Le savon de Marseille est reconnu comme l'un des savons les plus emblématiques, surpassant même le savon noir. Avec sa réputation de produit naturel, écologique et simple, il est essentiel de bien lire les étiquettes, car ses formulations varient et toutes ne conviennent pas aux usages domestiques. Plongeons dans son histoire, ses avantages et ses inconvénients pour mieux comprendre ce classique.
Histoire du savon de Marseille
Depuis le XIVe siècle, des savonniers opèrent dans la région de Marseille, profitant des oliveraies locales pour s'approvisionner en huile d'olive. Plus tard, l'essor du commerce maritime avec l'Afrique et le Moyen-Orient élargit leur éventail d'huiles, mais la qualité du savon en pâtit quand ils commencent à utiliser des graisses animales pour réduire les coûts. L'édit de Colbert en 1688 joue un rôle essentiel en interdisant cette pratique pour garantir l'authenticité du savon de Marseille, en stipulant que seules les huiles d'olive doivent être utilisées.
Le XIXe siècle marque l'apogée de l'industrie savonnière marseillaise, mais la Première Guerre mondiale et la mécanisation, suivies de l'explosion des détergents chimiques après la Seconde Guerre mondiale, entraînent un déclin. Aujourd'hui, le savon de Marseille connaît une résurgence grâce à l'engouement pour des produits plus naturels et moins nuisibles pour l'environnement. Mais qu'est-ce qu'il contient vraiment au XXIe siècle ?
Composition du véritable savon de Marseille
Chaque année, des reportages mettent en lumière les faux savons de Marseille sur les marchés provençaux. En mars 2003, la DGCCRF a validé une définition claire du véritable savon : il doit être fabriqué par saponification à chaud d'huiles d'origine végétale, sans parfums ni colorants. La composition requiert un minimum de 15% d'huiles végétales et un taux d'acides gras supérieur à 63%.
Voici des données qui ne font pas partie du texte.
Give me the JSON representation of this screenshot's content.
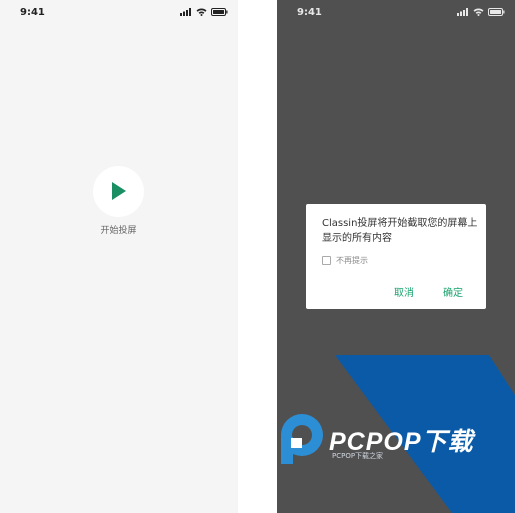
{
  "left_screen": {
    "status_time": "9:41",
    "play_label": "开始投屏"
  },
  "right_screen": {
    "status_time": "9:41",
    "dialog": {
      "message": "Classin投屏将开始截取您的屏幕上显示的所有内容",
      "checkbox_label": "不再提示",
      "checkbox_checked": false,
      "cancel_label": "取消",
      "confirm_label": "确定"
    },
    "watermark": {
      "brand": "PCPOP下载",
      "sub": "PCPOP下载之家"
    }
  },
  "colors": {
    "accent_green": "#1aa36e",
    "dark_overlay": "#505050",
    "watermark_blue": "#0a5aa8"
  },
  "icons": [
    "signal-icon",
    "wifi-icon",
    "battery-icon",
    "play-icon",
    "pcpop-logo-icon"
  ]
}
Pour simplifier, le véritable 'savon de Marseille brut' doit se composer uniquement de quatre ingrédients : au moins 72 % d'huiles végétales, de la soude, de l'eau et du sel marin. Aucune ajout superflu n'est permis. Les savonneries traditionnelles se regroupent en l'Union des Professionnels du Savon de Marseille, s'engageant à respecter cette charte de qualité.
- Composition : Minimum 72% d'huile végétale, soude, eau et sel marin.
- Fabrication : Suivant le 'Procédé Marseillais', qui inclut cinq étapes précises de saponification.
- Origine : Exclusivement fabriqué dans les Bouches-du-Rhône.
Attention aux contrefaçons ! En lisant l'étiquette, vérifiez les termes internationaux :
- sodium olivate, sodium palmate, sodium cocoate pour huiles végétales,
- aqua pour l'eau,
- sodium hydroxyde pour la soude,
- sodium chloride pour le sel.
Le savon de Marseille : un allié polyvalent pour la maison
Le savon de Marseille est devenu un incontournable pour l'entretien ménager grâce à sa polyvalence. Voici quelques utilisations pratiques :
Détacher le linge
Pour traiter les taches, frottez simplement la zone avec le savon humidifié avant de lancer un cycle de lavage. Pour les taches tenaces, il est conseillé de laisser agir quelques minutes.
Lavage du linge
Pour des textiles délicats ou des lessives à la main, le savon de Marseille est idéal. Pour une lessive en machine, préparez en mélangeant :
- 1 litre d'eau bouillante,
- 40g de savon de Marseille râpé,
- 1 cuillère à soupe de bicarbonate de soude,
- 10 gouttes d'huile essentielle (lavande ou autre).
Mélangez et utilisez 1 à 2 verres par lavage de 5 kg.
Nettoyage de la maison
Dilué dans un peu d'eau, le savon de Marseille peut nettoyer de nombreuses surfaces tels que sols, sanitaires et plans de travail. Il sert également à désinfecter l'intérieur des meubles, éloignant ainsi les mites.
Bien qu'hypoallergénique, il peut être irritant pour les peaux sensibles, adapté principalement pour le lavage des mains plutôt que pour le corps. Enfin, bien qu’économique, son processus de fabrication, énergivore, ne doit pas être sous-estimé.